On my way back to Desert Investigations, I had noticed that the lights were still on at Patriot’s Blood. On the off-chance that Sandra was burning some midnight oil, or stealing more petty cash, I decided to pay a visit.
She looked surprised to see me, and her face, smudged with dirt from moving cartons, paled when I confronted her with what I had learned.
“I never stole from the office,” she said, her voice quavering. “Whoever told you that is lying.” Then she chewed on her already well-gnawed fingernails.
“Okay, Sandra. Let’s say you’re telling me the truth about the petty cash. What about the videotape?”
Her mouth gaped in guilty horror. “Videotape? What videotape?”
“Sandra Does Scottsdale. Did Gloriana see it? Someone could have downloaded it, shown it to her.”
Sandra refused to meet my eyes. “I don’t know what you’re talking about. Now please go away. I’ve got a lot of work to do, that’s why I’m still here.” She made a big show out of shuffling papers. Some of them were blank.
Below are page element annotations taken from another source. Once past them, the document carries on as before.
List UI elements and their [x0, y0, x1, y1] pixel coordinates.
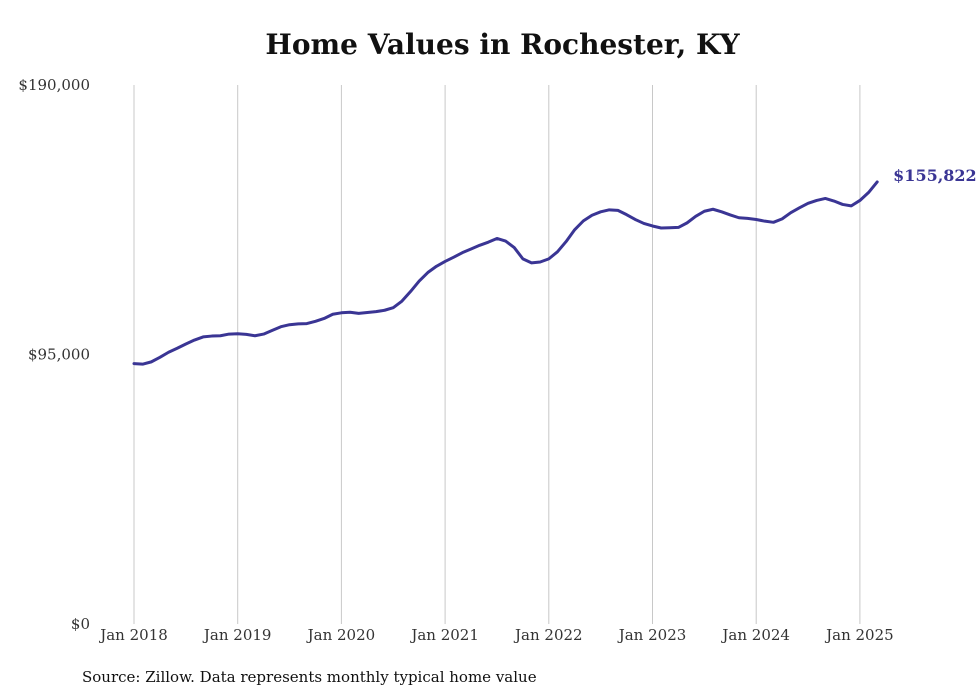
x-tick-label: Jan 2022: [513, 626, 583, 644]
end-label-layer: $155,822: [893, 166, 977, 185]
series-layer: [132, 180, 879, 366]
chart-title: Home Values in Rochester, KY: [265, 28, 740, 61]
x-tick-label: Jan 2024: [720, 626, 790, 644]
x-tick-label: Jan 2021: [409, 626, 479, 644]
series-line: [132, 180, 879, 366]
y-tick-label: $190,000: [18, 76, 90, 94]
x-tick-label: Jan 2020: [306, 626, 376, 644]
end-value-label: $155,822: [893, 166, 977, 185]
y-tick-label: $0: [71, 615, 90, 633]
x-tick-label: Jan 2025: [824, 626, 894, 644]
x-tick-label: Jan 2019: [202, 626, 272, 644]
x-tick-label: Jan 2018: [98, 626, 168, 644]
y-tick-label: $95,000: [28, 346, 90, 364]
gridlines: [133, 85, 861, 624]
source-note: Source: Zillow. Data represents monthly …: [82, 668, 537, 686]
y-axis-ticks: $0 $95,000 $190,000: [18, 76, 90, 633]
x-tick-label: Jan 2023: [617, 626, 687, 644]
x-axis-ticks: Jan 2018 Jan 2019 Jan 2020 Jan 2021 Jan 2022…: [98, 626, 893, 644]
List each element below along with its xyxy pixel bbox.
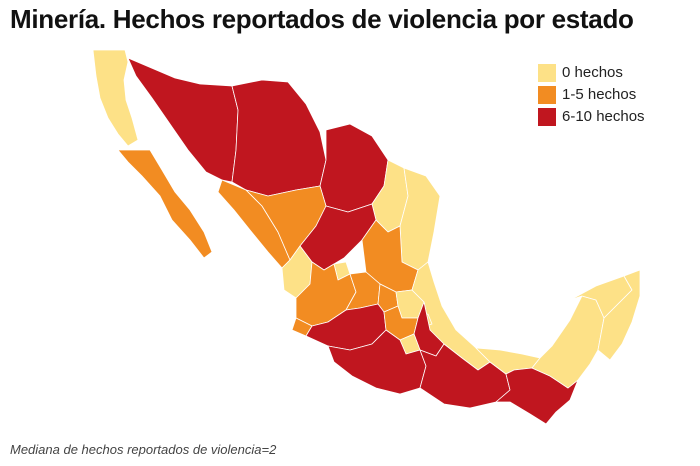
map-legend: 0 hechos 1-5 hechos 6-10 hechos bbox=[538, 62, 645, 128]
state-baja-california-sur[interactable] bbox=[117, 149, 213, 259]
legend-item-0: 0 hechos bbox=[538, 62, 645, 83]
chart-title: Minería. Hechos reportados de violencia … bbox=[10, 4, 634, 34]
legend-label-2: 6-10 hechos bbox=[562, 108, 645, 125]
legend-swatch-0 bbox=[538, 63, 556, 82]
state-sonora[interactable] bbox=[127, 57, 239, 183]
mexico-map bbox=[0, 40, 700, 440]
legend-label-1: 1-5 hechos bbox=[562, 86, 637, 103]
legend-item-2: 6-10 hechos bbox=[538, 106, 645, 127]
footnote: Mediana de hechos reportados de violenci… bbox=[10, 442, 277, 457]
legend-swatch-1 bbox=[538, 85, 556, 104]
legend-swatch-2 bbox=[538, 107, 556, 126]
state-baja-california[interactable] bbox=[92, 49, 139, 147]
legend-label-0: 0 hechos bbox=[562, 64, 623, 81]
state-chihuahua[interactable] bbox=[231, 79, 327, 197]
state-tamaulipas[interactable] bbox=[399, 167, 441, 271]
legend-item-1: 1-5 hechos bbox=[538, 84, 645, 105]
state-quintana-roo[interactable] bbox=[597, 269, 641, 361]
mexico-map-svg bbox=[92, 49, 641, 425]
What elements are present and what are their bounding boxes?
I refused to let up. “Sandra, it’s going to come out when.…”
I never finished the sentence because the air around me suddenly changed, as if someone had sucked all the oxygen out of the building. Then a wall of heat rushed toward me at the same time a roar slammed against my eardrums.
Before I could react, I felt myself lifted into the air.
So this is what death is like, I thought, as the bomb’s shockwave hurled me through the plate glass window.